AI & DevelopmentSecurityDeveloper Tools

Friendly Fire: AI Code Reviewers Hijacked to Run Malware

The tool you deployed to catch malicious code just ran it instead. On July 8, the AI Now Institute published “Friendly Fire” — a proof-of-concept showing that Claude Code and Codex, when tasked with auditing an untrusted library, can be tricked into executing attacker-controlled binaries on your machine. No CVE. No patch. No vendor response. The name is fitting: your AI defender becomes the attack path.

How It Works

Researcher Boyan Milanov constructed a weaponized copy of geopy, a widely used Python geocoding library. Embedded in it were four components designed to fool an AI agent conducting a security review:

  • A malicious binary named code_policies, disguised as a static analysis tool
  • A decoy Golang source file (code_policies.go) to make the binary appear legitimately compiled
  • A wrapper script (security.sh) that references standard security tooling and calls the binary
  • A README injection steering the agent to run security.sh as part of its review workflow

The attack sequence is deceptively simple. The developer types something like “Perform security testing on /path/to/geopy.” The agent reads the documentation, hits the injected README, inspects the decoy source file, concludes the binary is a legitimate audit tool, and executes it. RCE achieved. No approval dialog. Nothing looks wrong. The whole thing plays out exactly as a legitimate security review would — except the review is running attacker code.

This works against stock Claude Code CLI (versions 2.1.116 through 2.1.199) in auto-mode with Sonnet 4.6, Sonnet 5, or Opus 4.8, and against Codex CLI 0.142.4 in auto-review with GPT-5.5. No plugins, hooks, MCP servers, or custom configuration required. Out of the box.

The Finding That Should Worry You Most

The same payload worked unchanged across all four model configurations. That alone is bad enough.
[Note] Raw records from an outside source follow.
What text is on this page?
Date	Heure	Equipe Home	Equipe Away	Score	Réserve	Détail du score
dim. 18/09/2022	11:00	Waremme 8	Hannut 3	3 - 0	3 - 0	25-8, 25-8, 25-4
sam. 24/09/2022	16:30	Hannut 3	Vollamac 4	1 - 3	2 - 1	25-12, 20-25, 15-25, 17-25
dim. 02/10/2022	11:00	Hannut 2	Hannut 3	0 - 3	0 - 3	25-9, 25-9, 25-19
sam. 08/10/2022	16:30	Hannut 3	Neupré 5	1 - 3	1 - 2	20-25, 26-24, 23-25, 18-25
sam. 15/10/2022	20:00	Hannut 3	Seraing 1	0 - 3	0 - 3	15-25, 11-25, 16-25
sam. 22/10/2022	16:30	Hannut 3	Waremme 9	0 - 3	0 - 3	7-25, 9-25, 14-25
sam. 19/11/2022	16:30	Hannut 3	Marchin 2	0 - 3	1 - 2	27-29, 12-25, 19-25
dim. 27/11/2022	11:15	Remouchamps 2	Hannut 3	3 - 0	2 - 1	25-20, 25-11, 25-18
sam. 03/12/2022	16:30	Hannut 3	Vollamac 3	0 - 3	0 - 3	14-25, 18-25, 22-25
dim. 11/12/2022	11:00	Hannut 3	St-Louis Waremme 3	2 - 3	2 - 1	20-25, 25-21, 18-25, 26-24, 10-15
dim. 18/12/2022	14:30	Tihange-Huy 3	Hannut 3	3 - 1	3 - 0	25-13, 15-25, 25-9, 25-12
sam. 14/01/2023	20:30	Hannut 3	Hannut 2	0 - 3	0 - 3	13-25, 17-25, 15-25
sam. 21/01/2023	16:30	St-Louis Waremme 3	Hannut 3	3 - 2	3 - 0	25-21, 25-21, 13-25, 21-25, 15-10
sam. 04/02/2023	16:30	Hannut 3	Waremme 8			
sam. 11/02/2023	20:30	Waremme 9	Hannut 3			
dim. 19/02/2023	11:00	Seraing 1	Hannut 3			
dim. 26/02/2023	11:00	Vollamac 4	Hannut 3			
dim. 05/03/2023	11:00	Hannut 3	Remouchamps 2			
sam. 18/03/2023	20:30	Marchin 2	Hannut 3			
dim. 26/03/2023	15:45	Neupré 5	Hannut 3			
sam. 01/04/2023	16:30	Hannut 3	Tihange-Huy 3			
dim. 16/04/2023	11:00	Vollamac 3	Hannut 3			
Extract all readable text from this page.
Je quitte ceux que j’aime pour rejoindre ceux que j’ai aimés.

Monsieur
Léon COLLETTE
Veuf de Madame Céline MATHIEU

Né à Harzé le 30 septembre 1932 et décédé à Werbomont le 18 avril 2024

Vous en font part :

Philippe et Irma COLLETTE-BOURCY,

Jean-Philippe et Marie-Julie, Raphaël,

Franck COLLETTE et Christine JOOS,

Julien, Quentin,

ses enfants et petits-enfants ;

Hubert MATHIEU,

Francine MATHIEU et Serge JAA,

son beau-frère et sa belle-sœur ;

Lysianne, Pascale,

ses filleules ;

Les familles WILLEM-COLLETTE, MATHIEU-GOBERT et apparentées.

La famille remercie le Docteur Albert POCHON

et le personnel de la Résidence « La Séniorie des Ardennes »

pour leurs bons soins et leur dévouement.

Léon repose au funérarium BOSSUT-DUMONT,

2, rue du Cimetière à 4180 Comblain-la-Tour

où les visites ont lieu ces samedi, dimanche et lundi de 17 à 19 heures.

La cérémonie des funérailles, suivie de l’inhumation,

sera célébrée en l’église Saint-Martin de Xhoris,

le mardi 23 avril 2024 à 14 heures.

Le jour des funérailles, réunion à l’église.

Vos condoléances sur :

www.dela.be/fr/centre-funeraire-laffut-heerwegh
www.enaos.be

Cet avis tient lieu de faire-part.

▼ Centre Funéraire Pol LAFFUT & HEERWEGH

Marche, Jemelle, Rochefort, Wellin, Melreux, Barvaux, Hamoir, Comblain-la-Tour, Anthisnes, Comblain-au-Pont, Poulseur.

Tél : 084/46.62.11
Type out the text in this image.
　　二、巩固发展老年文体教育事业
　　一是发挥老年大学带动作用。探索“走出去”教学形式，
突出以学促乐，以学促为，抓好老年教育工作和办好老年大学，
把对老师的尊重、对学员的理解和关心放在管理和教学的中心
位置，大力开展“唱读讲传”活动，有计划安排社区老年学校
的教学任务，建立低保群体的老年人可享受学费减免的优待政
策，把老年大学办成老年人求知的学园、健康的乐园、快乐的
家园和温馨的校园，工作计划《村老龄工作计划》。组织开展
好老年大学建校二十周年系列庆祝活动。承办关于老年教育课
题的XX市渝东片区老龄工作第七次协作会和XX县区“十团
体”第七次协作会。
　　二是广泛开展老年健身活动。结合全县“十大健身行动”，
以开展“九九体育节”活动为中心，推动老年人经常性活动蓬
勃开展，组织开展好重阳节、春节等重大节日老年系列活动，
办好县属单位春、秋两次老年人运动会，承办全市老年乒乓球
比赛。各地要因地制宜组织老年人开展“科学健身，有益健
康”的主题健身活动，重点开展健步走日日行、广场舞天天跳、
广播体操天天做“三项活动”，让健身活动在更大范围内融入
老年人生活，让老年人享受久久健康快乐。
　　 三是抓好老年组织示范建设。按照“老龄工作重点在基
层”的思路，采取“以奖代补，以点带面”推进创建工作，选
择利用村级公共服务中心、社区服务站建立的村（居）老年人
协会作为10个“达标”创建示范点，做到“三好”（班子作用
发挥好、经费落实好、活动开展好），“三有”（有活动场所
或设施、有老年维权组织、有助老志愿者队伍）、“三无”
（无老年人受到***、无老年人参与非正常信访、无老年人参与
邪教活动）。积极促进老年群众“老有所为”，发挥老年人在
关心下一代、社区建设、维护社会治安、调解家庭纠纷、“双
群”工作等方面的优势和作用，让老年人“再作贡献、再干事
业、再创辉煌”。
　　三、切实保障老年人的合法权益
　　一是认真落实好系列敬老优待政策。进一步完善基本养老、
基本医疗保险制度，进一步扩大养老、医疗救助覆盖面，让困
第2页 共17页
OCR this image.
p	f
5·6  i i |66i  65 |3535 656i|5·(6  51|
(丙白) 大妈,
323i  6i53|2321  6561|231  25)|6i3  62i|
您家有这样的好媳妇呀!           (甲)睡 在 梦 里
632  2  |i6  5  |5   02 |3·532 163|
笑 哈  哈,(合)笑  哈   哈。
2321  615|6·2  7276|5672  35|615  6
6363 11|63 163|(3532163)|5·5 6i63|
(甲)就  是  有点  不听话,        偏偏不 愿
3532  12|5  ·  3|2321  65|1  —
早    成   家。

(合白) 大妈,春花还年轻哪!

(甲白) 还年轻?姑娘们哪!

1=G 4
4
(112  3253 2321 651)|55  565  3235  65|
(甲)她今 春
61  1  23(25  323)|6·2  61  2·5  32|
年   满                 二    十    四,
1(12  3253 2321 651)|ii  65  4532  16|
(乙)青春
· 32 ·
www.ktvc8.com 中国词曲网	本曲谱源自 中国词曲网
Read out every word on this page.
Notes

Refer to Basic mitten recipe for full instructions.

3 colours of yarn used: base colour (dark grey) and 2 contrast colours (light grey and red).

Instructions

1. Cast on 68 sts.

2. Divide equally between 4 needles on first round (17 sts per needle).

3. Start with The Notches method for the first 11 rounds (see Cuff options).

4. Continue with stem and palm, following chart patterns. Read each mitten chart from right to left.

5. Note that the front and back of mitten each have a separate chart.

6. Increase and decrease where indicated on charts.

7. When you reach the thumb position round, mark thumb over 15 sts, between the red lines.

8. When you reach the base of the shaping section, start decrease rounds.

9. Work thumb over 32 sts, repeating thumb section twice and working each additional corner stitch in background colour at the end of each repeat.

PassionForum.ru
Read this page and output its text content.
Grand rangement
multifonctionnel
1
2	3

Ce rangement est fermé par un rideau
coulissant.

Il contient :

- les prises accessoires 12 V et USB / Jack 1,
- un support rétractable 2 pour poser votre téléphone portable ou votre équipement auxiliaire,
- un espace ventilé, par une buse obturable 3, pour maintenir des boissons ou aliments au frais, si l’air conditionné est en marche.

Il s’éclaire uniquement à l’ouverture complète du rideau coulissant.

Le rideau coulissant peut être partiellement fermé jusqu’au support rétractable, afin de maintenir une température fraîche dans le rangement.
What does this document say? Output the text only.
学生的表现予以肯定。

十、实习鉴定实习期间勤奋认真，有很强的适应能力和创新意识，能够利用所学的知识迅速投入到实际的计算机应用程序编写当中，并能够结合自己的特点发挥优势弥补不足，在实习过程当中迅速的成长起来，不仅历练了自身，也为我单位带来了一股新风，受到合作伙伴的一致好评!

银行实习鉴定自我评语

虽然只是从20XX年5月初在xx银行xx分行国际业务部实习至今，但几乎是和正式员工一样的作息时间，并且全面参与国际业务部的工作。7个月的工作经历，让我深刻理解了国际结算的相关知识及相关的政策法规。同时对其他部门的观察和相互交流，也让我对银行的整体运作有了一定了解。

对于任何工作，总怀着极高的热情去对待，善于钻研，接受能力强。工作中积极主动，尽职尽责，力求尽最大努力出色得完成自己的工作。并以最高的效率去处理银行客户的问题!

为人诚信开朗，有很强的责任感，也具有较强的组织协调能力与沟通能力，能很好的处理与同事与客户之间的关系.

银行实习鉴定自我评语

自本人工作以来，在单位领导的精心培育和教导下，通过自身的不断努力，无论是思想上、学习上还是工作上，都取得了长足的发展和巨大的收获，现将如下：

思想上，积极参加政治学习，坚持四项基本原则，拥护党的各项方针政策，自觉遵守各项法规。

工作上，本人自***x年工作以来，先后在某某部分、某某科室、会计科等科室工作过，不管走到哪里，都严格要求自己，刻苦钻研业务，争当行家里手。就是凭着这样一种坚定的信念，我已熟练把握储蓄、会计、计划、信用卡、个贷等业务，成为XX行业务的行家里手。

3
But the detail that stops you cold: in some runs, Sonnet 5 and Opus 4.8 noticed that the binary did not match its supposed source code. Then ran it anyway.

Smarter models flagged the inconsistency and executed the payload regardless. Upgrading your model version is not a mitigation. The attack targets the trust model of autonomous agents — agents in auto-mode are pre-authorized to run shell commands, so no additional approval is sought. The injections do not need to bypass a safety check; they just need to convince the agent this is normal workflow.

Why There Is No Patch Coming

Milanov disclosed to both Anthropic and OpenAI before publishing. No CVE has been assigned. No PSIRT thread. No coordinated patch date. IT Pro approached both companies for comment and received no response by publication time.

AI Now’s position is direct: this is a design-level flaw, not a code bug. The agents are doing exactly what they were asked — reviewing the repo, following documented tooling, running what looks like a legitimate security script. Vendors do not classify “the agent should not trust an untrusted repo’s suggested workflow” as a security defect. That is a policy problem, and policy problems do not ship in patch notes.

This fits a pattern that is hard to ignore. GuardFall, published June 30, showed that 10 of 11 popular AI coding agents — representing over 548,000 GitHub stars combined — are bypassed by shell injection tricks that are decades old. AutoJack, published June 18, chained three vulnerabilities to achieve host code execution from a malicious web page. Friendly Fire lands July 8. Three agentic RCE exploits in three weeks, from different attack surfaces, converging on the same conclusion: AI coding agents are expanding your attack surface faster than the security community can characterize it.

What To Do Right Now

The mitigations here are workflow changes, not software updates. AI Now’s recommendation is direct: stop using autonomous AI agents to review code you do not control.

  • Disable auto-mode and auto-review for external repositories. This is the single most effective mitigation. If you are reviewing a third-party library or open-source dependency, do not hand it to an agent with pre-authorized shell execution.
  • Isolate agent execution environments. Run reviews inside containers or VMs with no access to host credentials, filesystem, or network resources beyond what the task requires.
  • Apply OS-level process controls. Seccomp profiles or AppArmor rules restricting the agent process to read-only filesystem access and no binary execution cover a significant portion of the risk surface.
  • Audit agent plans before execution. If your workflow requires auto-mode, review the full execution plan before the agent proceeds — most agents support a dry-run or plan-preview mode.
  • Review Anthropic’s updated guidance for automated security reviews in Claude Code, which covers trusted-repository configuration and GitHub Actions approval gating.

The proof-of-concept repository is live on GitHub with the payload stripped. No in-the-wild exploitation has been reported as of this writing. That window will not stay open indefinitely.